マリエッタも同じように顔を赤らめているのが視界の端で映る。
そんな様をテオドールはどこか満足げに見つめて、
「さて、気分転換の話はおしまいにして、作業の続きをしましょうか」
「ああ、そうだった」
「さてと」
学園の生徒会として運営会議中だった。この学園生活の結果次第で私か弟のどちらが王に相応しいか決まる。
「さて次の課題は……」
資料をめくって止まる。
…………偶然だろうか。とある貴族の庶子が転入してくるという報告書だった。
「「「「………」」」」
その場にいた者全員。
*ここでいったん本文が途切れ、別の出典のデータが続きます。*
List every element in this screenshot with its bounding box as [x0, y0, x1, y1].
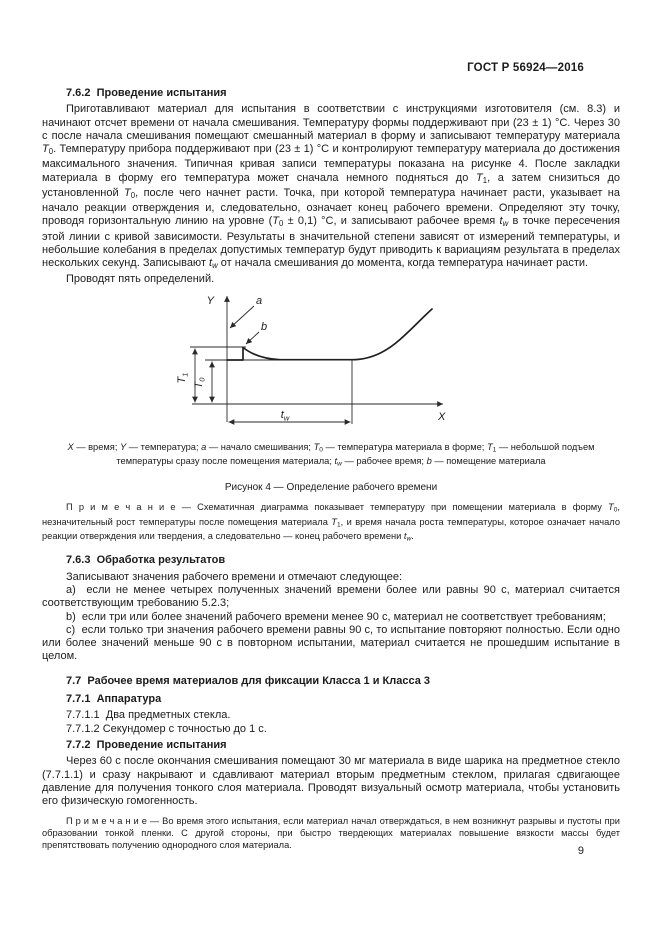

その怖すぎる偶然に青ざめたのだった。
『所詮ご都合主義だからね――』
いつも通り生徒会で会議をしている途中でいきなり、そんな声が聞こえて眩暈に襲われた。
必死に悟られないように気を配り、そっと椅子に体重を掛けてリラックスをする。
眩暈と共に襲い掛かったのは前世の記憶。
そこの世界で自分には妹が居て、妹はびーえるげぇむとやらに嵌っていた。
そのげぇむにはなぜか自分と同じような顔の人物が居て、それどころか殿下含む側近も攻略対象(?)とやらでいた。
妹は勝手に部屋に入り浸って、俺の部屋の方がテレビ画面が大きいからとげぇむをしていた。
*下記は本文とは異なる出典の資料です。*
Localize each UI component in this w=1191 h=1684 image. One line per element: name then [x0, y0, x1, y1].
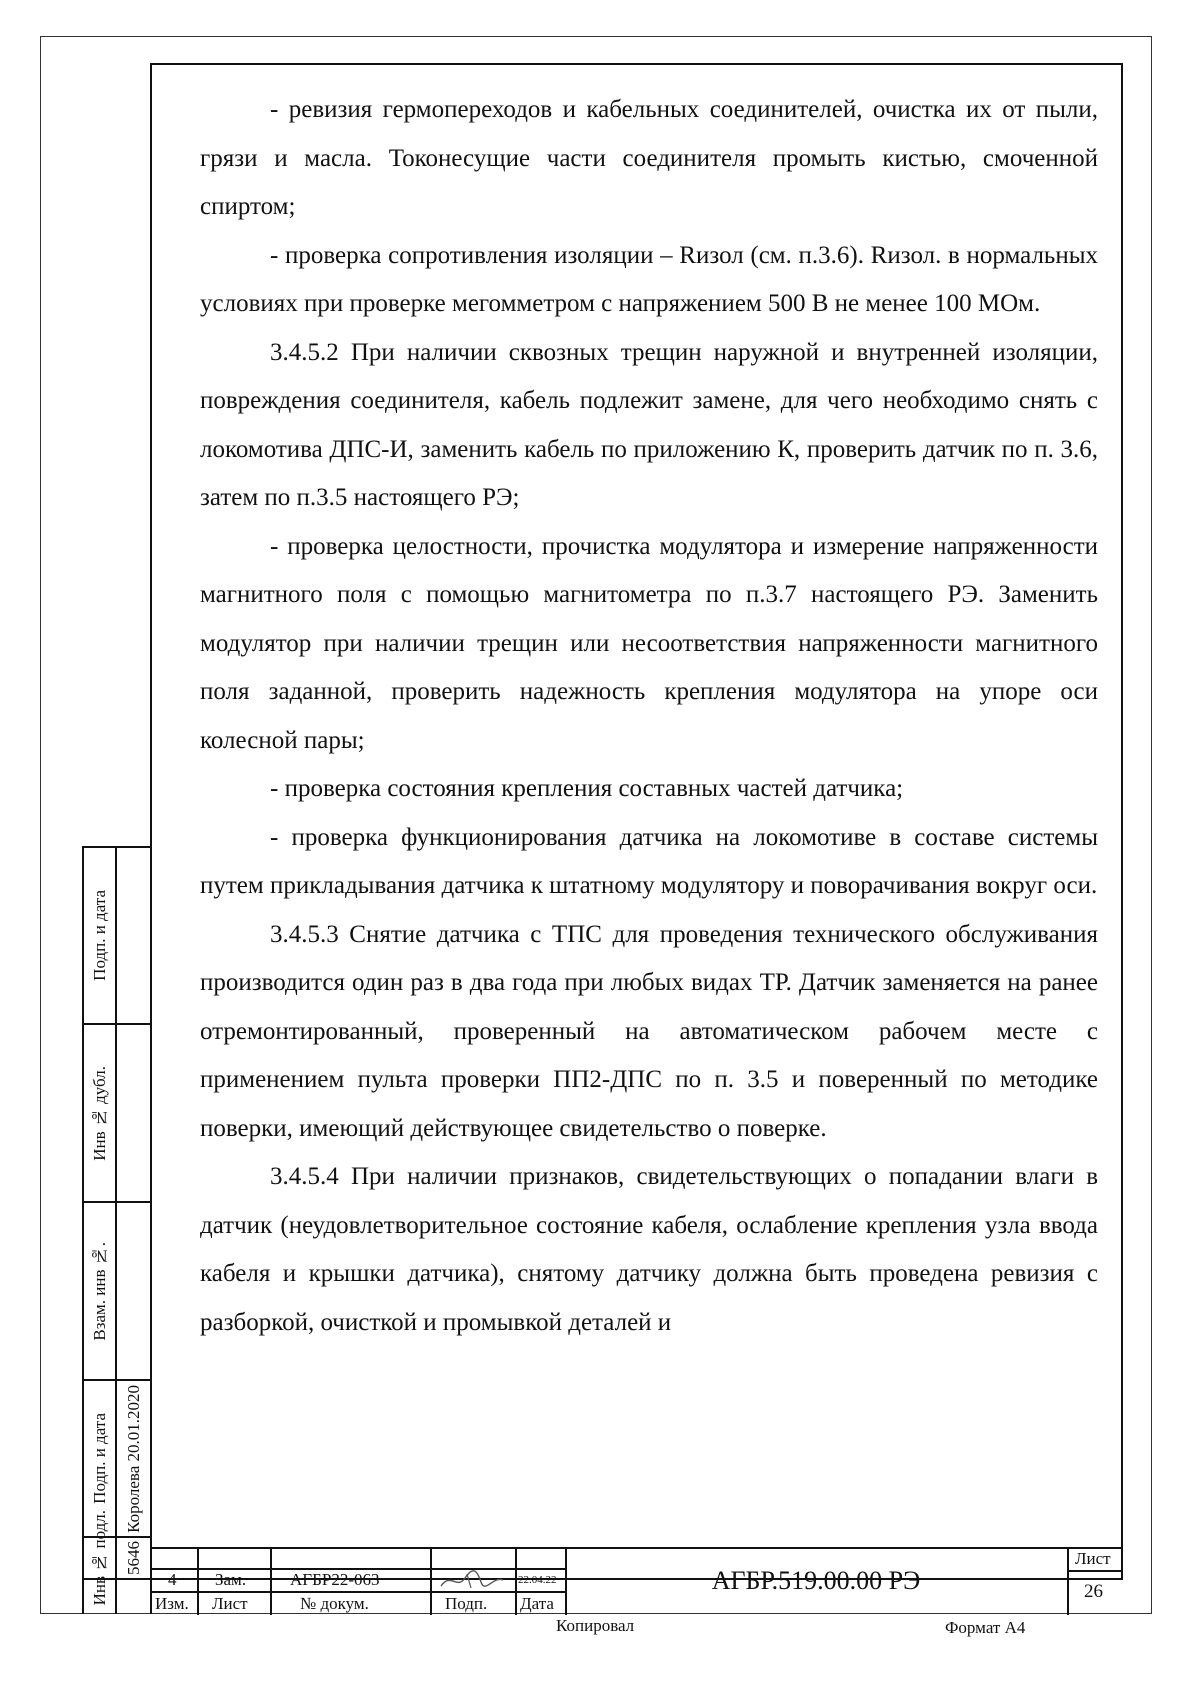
- side-label-podp-data-1: Подп. и дата: [89, 890, 109, 981]
- change-izm: 4: [168, 1570, 177, 1589]
- side-label-inv-podl: Инв № подл.: [89, 1510, 109, 1606]
- side-value-cell-5: [117, 1538, 150, 1578]
- paragraph-8: 3.4.5.4 При наличии признаков, свидетельствующих о попадании влаги в датчик (неудовлетворительное состояние кабеля, ослабление крепления узла ввода кабеля и крышки датчика), снятому датчику должна быть проведена ревизия с разборкой, очисткой и промывкой деталей и: [200, 1163, 1098, 1336]
- side-cell-inv-dubl: [84, 1025, 115, 1203]
- header-signature: Подп.: [445, 1594, 488, 1613]
- side-value-inv-number: 5646: [123, 1541, 143, 1575]
- title-col-line-1: [197, 1547, 199, 1615]
- side-stamp-labels: [82, 846, 117, 1606]
- document-body: [200, 86, 1098, 1516]
- title-col-line-3: [430, 1547, 432, 1615]
- paragraph-1: - ревизия гермопереходов и кабельных соединителей, очистка их от пыли, грязи и масла. Токонесущие части соединителя промыть кистью, смоченной спиртом;: [200, 96, 1098, 220]
- paragraph-4: - проверка целостности, прочистка модулятора и измерение напряженности магнитного поля с помощью магнитометра по п.3.7 настоящего РЭ. Заменить модулятор при наличии трещин или несоответствия напряженности магнитного поля заданной, проверить надежность крепления модулятора на упоре оси колесной пары;: [200, 532, 1098, 754]
- paragraph-5: - проверка состояния крепления составных частей датчика;: [270, 775, 904, 802]
- footer-copied: Копировал: [556, 1616, 635, 1635]
- paragraph-3: 3.4.5.2 При наличии сквозных трещин наружной и внутренней изоляции, повреждения соединителя, кабель подлежит замене, для чего необходимо снять с локомотива ДПС-И, заменить кабель по приложению К, проверить датчик по п. 3.6, затем по п.3.5 настоящего РЭ;: [200, 338, 1098, 511]
- side-line-ext-1: [82, 1578, 84, 1614]
- document-designation: АГБР.519.00.00 РЭ: [711, 1566, 921, 1595]
- title-col-line-6: [1067, 1547, 1069, 1615]
- side-cell-inv-podl: [84, 1510, 115, 1606]
- side-value-cell-2: [117, 1025, 150, 1203]
- paragraph-2: - проверка сопротивления изоляции – Rизол (см. п.3.6). Rизол. в нормальных условиях при проверке мегомметром с напряжением 500 В не менее 100 МОм.: [200, 241, 1098, 317]
- title-col-line-2: [270, 1547, 272, 1615]
- side-stamp-values: [115, 846, 152, 1580]
- header-izm: Изм.: [155, 1594, 189, 1613]
- side-label-inv-dubl: Инв № дубл.: [89, 1065, 109, 1161]
- title-col-line-4: [515, 1547, 517, 1615]
- header-list: Лист: [212, 1594, 248, 1613]
- side-label-vzam-inv: Взам. инв №.: [89, 1241, 109, 1341]
- change-doc-number: АГБР22-063: [290, 1570, 380, 1589]
- sheet-label-line: [1067, 1570, 1123, 1572]
- side-value-signature-date: Королева 20.01.2020: [123, 1384, 143, 1533]
- signature-icon: [437, 1566, 507, 1592]
- change-list: Зам.: [215, 1570, 247, 1589]
- header-date: Дата: [520, 1594, 554, 1613]
- side-line-ext-2: [115, 1578, 117, 1614]
- side-cell-vzam-inv: [84, 1203, 115, 1381]
- side-value-cell-1: [117, 848, 150, 1025]
- side-cell-podp-data-1: [84, 848, 115, 1025]
- change-date: 22.04.22: [518, 1574, 557, 1586]
- header-doc-number: № докум.: [300, 1594, 369, 1613]
- paragraph-7: 3.4.5.3 Снятие датчика с ТПС для проведения технического обслуживания производится один раз в два года при любых видах ТР. Датчик заменяется на ранее отремонтированный, проверенный на автоматическом рабочем месте с применением пульта проверки ПП2-ДПС по п. 3.5 и поверенный по методике поверки, имеющий действующее свидетельство о поверке.: [200, 920, 1098, 1142]
- side-value-cell-4: [117, 1381, 150, 1538]
- side-label-podp-data-2: Подп. и дата: [89, 1413, 109, 1504]
- side-line-ext-3: [150, 1578, 152, 1614]
- footer-format: Формат А4: [945, 1618, 1026, 1637]
- paragraph-6: - проверка функционирования датчика на локомотиве в составе системы путем прикладывания датчика к штатному модулятору и поворачивания вокруг оси.: [200, 823, 1098, 899]
- sheet-number: 26: [1084, 1581, 1103, 1602]
- sheet-label: Лист: [1075, 1549, 1111, 1568]
- side-value-cell-3: [117, 1203, 150, 1381]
で、げぇむの主人公が王子を含む側近と恋愛をしていき、王子以外の攻略対象(?)とやらとくっつくと間もなく王子が死んで第二王子が即位する仕様になっていた。
で、悪役令嬢(?)のマリエッタ嬢が必ず死んでいた。
意味が分からないとつい妹と共に隠しキャラの第二王子を攻略していたら謎が全て解けてきた。
主人公は第二王子の用意した刺客で、第一王子から王太子候補を退かせるために送り込まれて、邪魔者のマリエッタ嬢を遠ざけて、他の攻略対象だと毒見役が居なくなって王子は殺されるのだ。
ちなみに第二王子を攻略すると男同士でも子供が生まれる秘術が見つかるというご都合主義で、そんな設定に眉を顰めたものだ。
つい文句を言ったら。
『所詮ご都合主義だからね――』
と妹は笑いながら攻略していった。
で、そこまで思い出して、このままでは危ないのではと思い至った。
そんな胡散臭いと思いつつもあるかもしれない事態に備えるために普段行わない息抜きという形でそのげぇむの内容を大まかに語り考えてもらった。
いくらなんでもあり得ないと殿下とマリエッタ嬢の仲睦まじさをほのぼのと見つめていたが。
(思い出した自分を褒めたい……)
会議の資料にげぇむの主人公の設定がそこにはあったのだった。
偶然にしては出来過ぎているそれに恐ろしく思いつつも思い出した事で対策をとれると胸を撫で下ろしたのだった。